Opinion: Hey, Iowa and New Hampshire! Read this!


This article was originally on a blog post platform and may be missing photos, graphics or links. See About archive blog posts.

MILLBRAE, CA. -- Here’s a little secret that got out this weekend that should chasten those smug folks in Iowa and New Hampshire who think that just because they are so totally unrepresentative of America as a whole, it is their right to always vote first in presidential years.

Publicity and news coverage to the contrary, they really aren’t anymore.

Thanks to quiet changes in how busy Americans choose to vote -- namely the explosion of early absentee voting as a convenience, not a necessity caused by travel -- Florida’s absentee voters will actually be the first Americans to start voting in the primary process for the 2008 election. They can start casting their ballots on Christmas Day, 23 days from now and a full nine days before Iowa’s caucus-goers thought they’d be first in the nation.


This means that voting in the 2008 presidential election process actually begins in 2007.

That curious reminder emerged from a conference on elections, hosted by the Pew Charitable Trusts, outside San Francisco this weekend.

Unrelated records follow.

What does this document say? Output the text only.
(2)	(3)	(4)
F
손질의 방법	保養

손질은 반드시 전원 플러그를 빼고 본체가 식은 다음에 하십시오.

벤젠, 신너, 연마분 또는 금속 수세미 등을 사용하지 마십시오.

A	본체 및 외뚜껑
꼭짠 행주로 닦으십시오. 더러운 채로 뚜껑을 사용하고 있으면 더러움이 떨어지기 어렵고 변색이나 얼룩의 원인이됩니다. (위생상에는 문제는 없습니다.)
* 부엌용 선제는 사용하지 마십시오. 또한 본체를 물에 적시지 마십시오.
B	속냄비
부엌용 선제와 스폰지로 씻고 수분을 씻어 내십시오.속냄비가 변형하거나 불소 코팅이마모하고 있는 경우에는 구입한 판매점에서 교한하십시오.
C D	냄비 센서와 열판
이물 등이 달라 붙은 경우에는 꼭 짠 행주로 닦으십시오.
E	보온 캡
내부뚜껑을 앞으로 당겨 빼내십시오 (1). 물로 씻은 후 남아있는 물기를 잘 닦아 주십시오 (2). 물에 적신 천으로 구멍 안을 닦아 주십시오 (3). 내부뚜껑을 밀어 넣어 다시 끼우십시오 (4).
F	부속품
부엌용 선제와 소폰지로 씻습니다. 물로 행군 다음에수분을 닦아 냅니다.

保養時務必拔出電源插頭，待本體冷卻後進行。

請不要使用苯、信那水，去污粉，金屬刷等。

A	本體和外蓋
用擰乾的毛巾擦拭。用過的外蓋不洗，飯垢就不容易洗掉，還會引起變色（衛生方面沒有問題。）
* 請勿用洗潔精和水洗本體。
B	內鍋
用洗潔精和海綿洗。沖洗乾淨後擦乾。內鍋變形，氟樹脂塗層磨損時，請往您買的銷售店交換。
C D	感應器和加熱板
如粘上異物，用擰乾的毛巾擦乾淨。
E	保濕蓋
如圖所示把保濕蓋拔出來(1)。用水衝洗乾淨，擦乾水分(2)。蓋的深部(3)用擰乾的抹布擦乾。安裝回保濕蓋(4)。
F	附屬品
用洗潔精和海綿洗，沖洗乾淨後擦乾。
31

A survey of election deadlines -- distributed by one of the speakers, Paul Gronke, an elections expert at Reed College in Oregon -- shows that Sunshine state absentee voters will get first crack at the candidates.

This presents real problems for Democratic candidates like Hillary Clinton of New York, John Edwards of North Carolina, Bill Richardson of New Mexico, Joe Biden of Delaware, Chris Dodd of Connecticut (and, temporarily, Iowa) and Barack Obama of Illinois because they have abandoned campaigning in Florida as a result of the national party’s sanctions on that state for moving its primary date up so far.

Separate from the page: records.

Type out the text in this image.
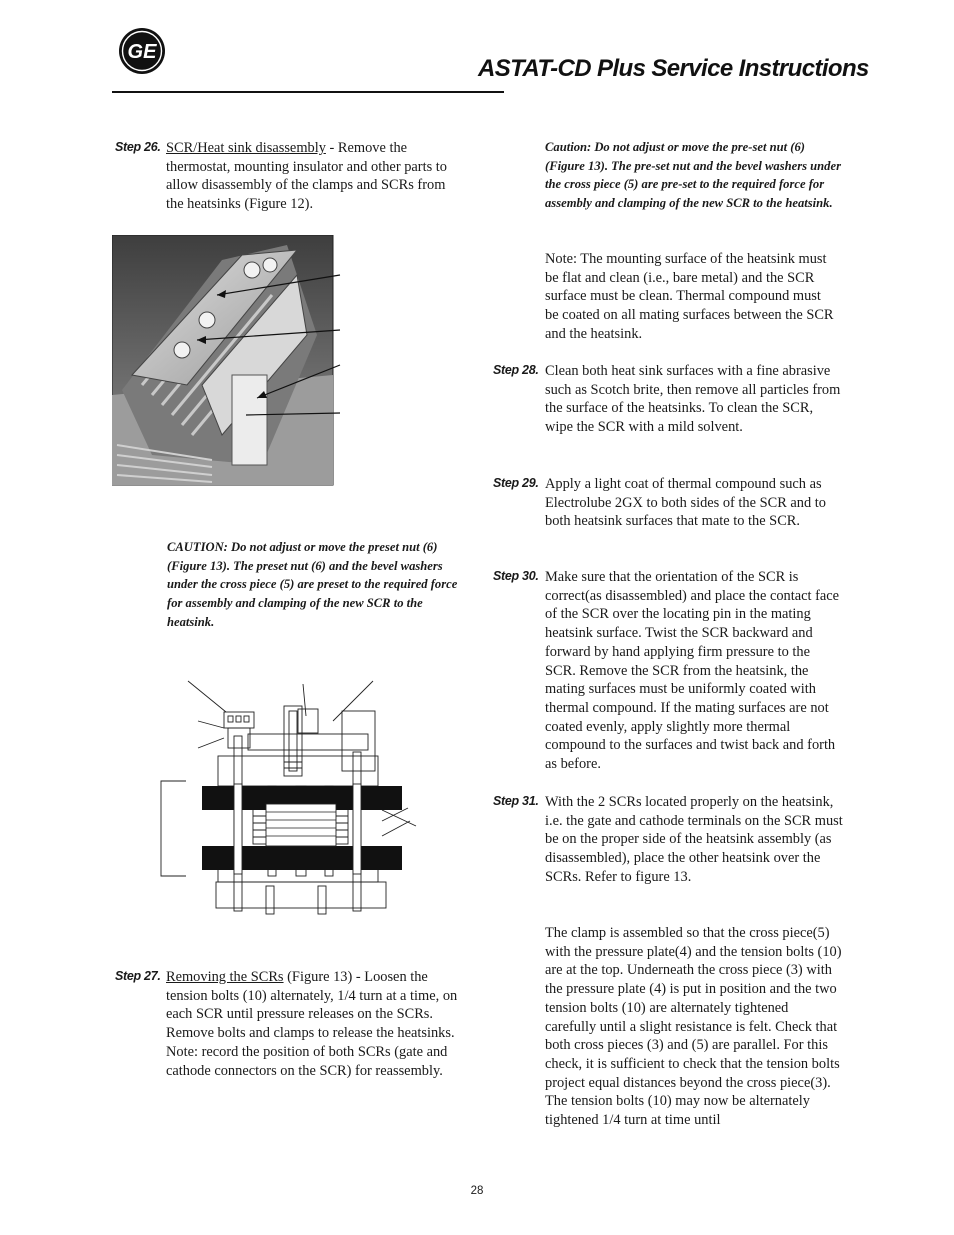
GE
ASTAT-CD Plus Service Instructions
Step 26. SCR/Heat sink disassembly - Remove the thermostat, mounting insulator and other parts to allow disassembly of the clamps and SCRs from the heatsinks (Figure 12).

CAUTION: Do not adjust or move the preset nut (6) (Figure 13). The preset nut (6) and the bevel washers under the cross piece (5) are preset to the required force for assembly and clamping of the new SCR to the heatsink.

Step 27. Removing the SCRs (Figure 13) - Loosen the tension bolts (10) alternately, 1/4 turn at a time, on each SCR until pressure releases on the SCRs. Remove bolts and clamps to release the heatsinks. Note: record the position of both SCRs (gate and cathode connectors on the SCR) for reassembly.

Caution: Do not adjust or move the pre-set nut (6) (Figure 13). The pre-set nut and the bevel washers under the cross piece (5) are pre-set to the required force for assembly and clamping of the new SCR to the heatsink.

Note: The mounting surface of the heatsink must be flat and clean (i.e., bare metal) and the SCR surface must be clean. Thermal compound must be coated on all mating surfaces between the SCR and the heatsink.

Step 28. Clean both heat sink surfaces with a fine abrasive such as Scotch brite, then remove all particles from the surface of the heatsinks. To clean the SCR, wipe the SCR with a mild solvent.

Step 29. Apply a light coat of thermal compound such as Electrolube 2GX to both sides of the SCR and to both heatsink surfaces that mate to the SCR.

Step 30. Make sure that the orientation of the SCR is correct(as disassembled) and place the contact face of the SCR over the locating pin in the mating heatsink surface. Twist the SCR backward and forward by hand applying firm pressure to the SCR. Remove the SCR from the heatsink, the mating surfaces must be uniformly coated with thermal compound. If the mating surfaces are not coated evenly, apply slightly more thermal compound to the surfaces and twist back and forth as before.

Step 31. With the 2 SCRs located properly on the heatsink, i.e. the gate and cathode terminals on the SCR must be on the proper side of the heatsink assembly (as disassembled), place the other heatsink over the SCRs. Refer to figure 13.

The clamp is assembled so that the cross piece(5) with the pressure plate(4) and the tension bolts (10) are at the top. Underneath the cross piece (3) with the pressure plate (4) is put in position and the two tension bolts (10) are alternately tightened carefully until a slight resistance is felt. Check that both cross pieces (3) and (5) are parallel. For this check, it is sufficient to check that the tension bolts project equal distances beyond the cross piece(3). The tension bolts (10) may now be alternately tightened 1/4 turn at time until

28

The Republican candidates--Rudy Giuliani of New York, Mitt Romney of Massachusetts, Mike Huckabee of Arkansas, fred Thompson of Tennessee--have been steadily campaigning in Florida, where both Romney and Giuliani have already invested heavily in TV and radio advertising.

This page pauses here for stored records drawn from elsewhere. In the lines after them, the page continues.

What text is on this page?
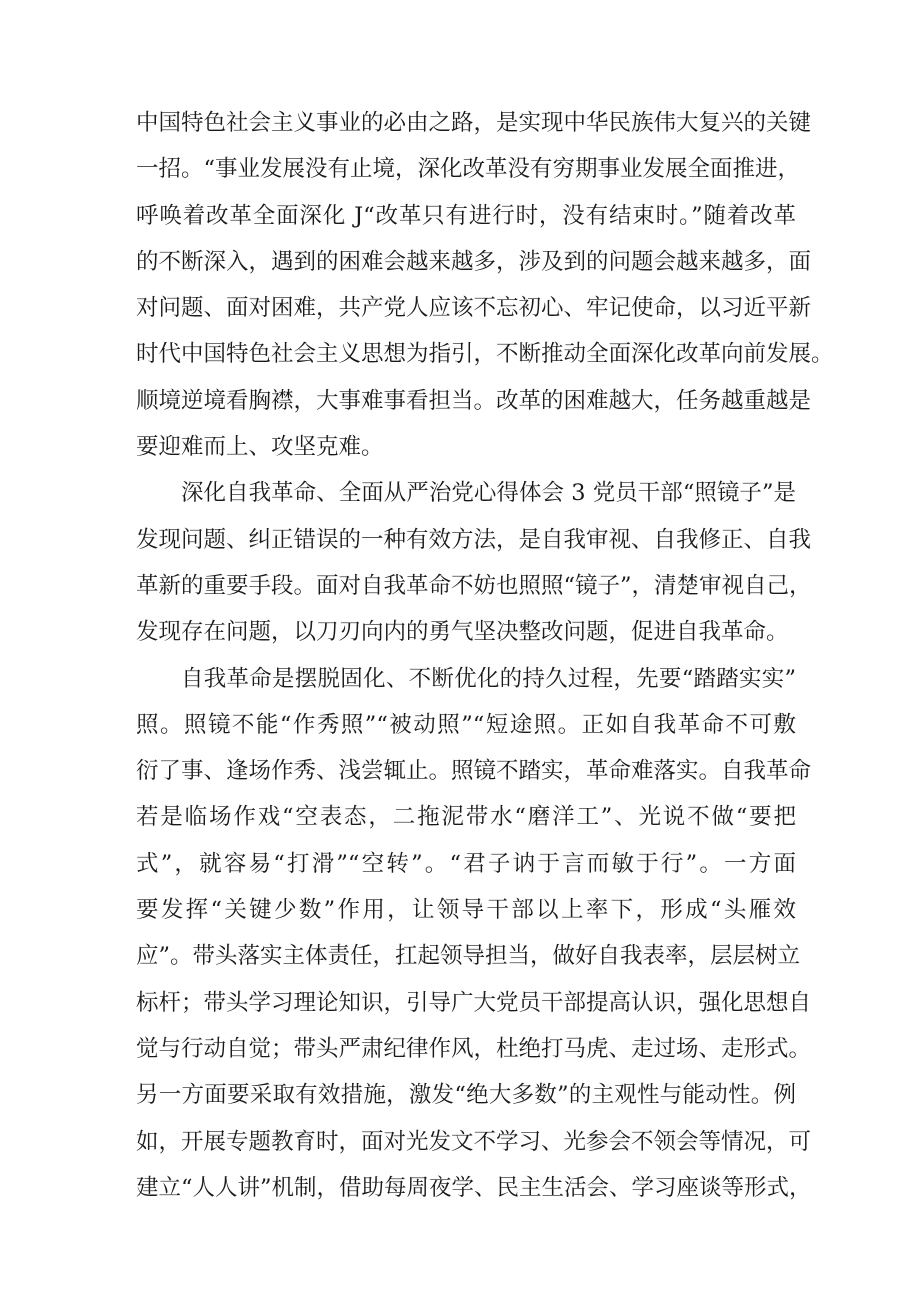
中国特色社会主义事业的必由之路，是实现中华民族伟大复兴的关键
一招。“事业发展没有止境，深化改革没有穷期事业发展全面推进，
呼唤着改革全面深化 J“改革只有进行时，没有结束时。”随着改革
的不断深入，遇到的困难会越来越多，涉及到的问题会越来越多，面
对问题、面对困难，共产党人应该不忘初心、牢记使命，以习近平新
时代中国特色社会主义思想为指引，不断推动全面深化改革向前发展。
顺境逆境看胸襟，大事难事看担当。改革的困难越大，任务越重越是
要迎难而上、攻坚克难。
深化自我革命、全面从严治党心得体会 3 党员干部“照镜子”是
发现问题、纠正错误的一种有效方法，是自我审视、自我修正、自我
革新的重要手段。面对自我革命不妨也照照“镜子”，清楚审视自己，
发现存在问题，以刀刃向内的勇气坚决整改问题，促进自我革命。
自我革命是摆脱固化、不断优化的持久过程，先要“踏踏实实”
照。照镜不能“作秀照”“被动照”“短途照。正如自我革命不可敷
衍了事、逢场作秀、浅尝辄止。照镜不踏实，革命难落实。自我革命
若是临场作戏“空表态，二拖泥带水“磨洋工”、光说不做“要把
式”，就容易“打滑”“空转”。“君子讷于言而敏于行”。一方面
要发挥“关键少数”作用，让领导干部以上率下，形成“头雁效
应”。带头落实主体责任，扛起领导担当，做好自我表率，层层树立
标杆；带头学习理论知识，引导广大党员干部提高认识，强化思想自
觉与行动自觉；带头严肃纪律作风，杜绝打马虎、走过场、走形式。
另一方面要采取有效措施，激发“绝大多数”的主观性与能动性。例
如，开展专题教育时，面对光发文不学习、光参会不领会等情况，可
建立“人人讲”机制，借助每周夜学、民主生活会、学习座谈等形式，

Additionally, Gronke’s documents show that a strong trend toward early absentee voting all over the West is also quietly undercutting the “first in the nation” primacy of the Hawkeye and Granite states. By this measure, for instance, Iowa is merely tied for second in voting order. On Jan. 3, the night of the Iowa caucuses (and the Fiesta Bowl that might tempt some to stay home by the TV), Arizona voters can begin voting absentee.

Californians may begin voting -- either absentee or in person at select locations -- as early as Jan. 7, a day before the once-inviolate primary primary in New Hampshire now set for Jan. 8. New Mexico voters also start voting absentee before the N.H. primary, starting on Jan. 5.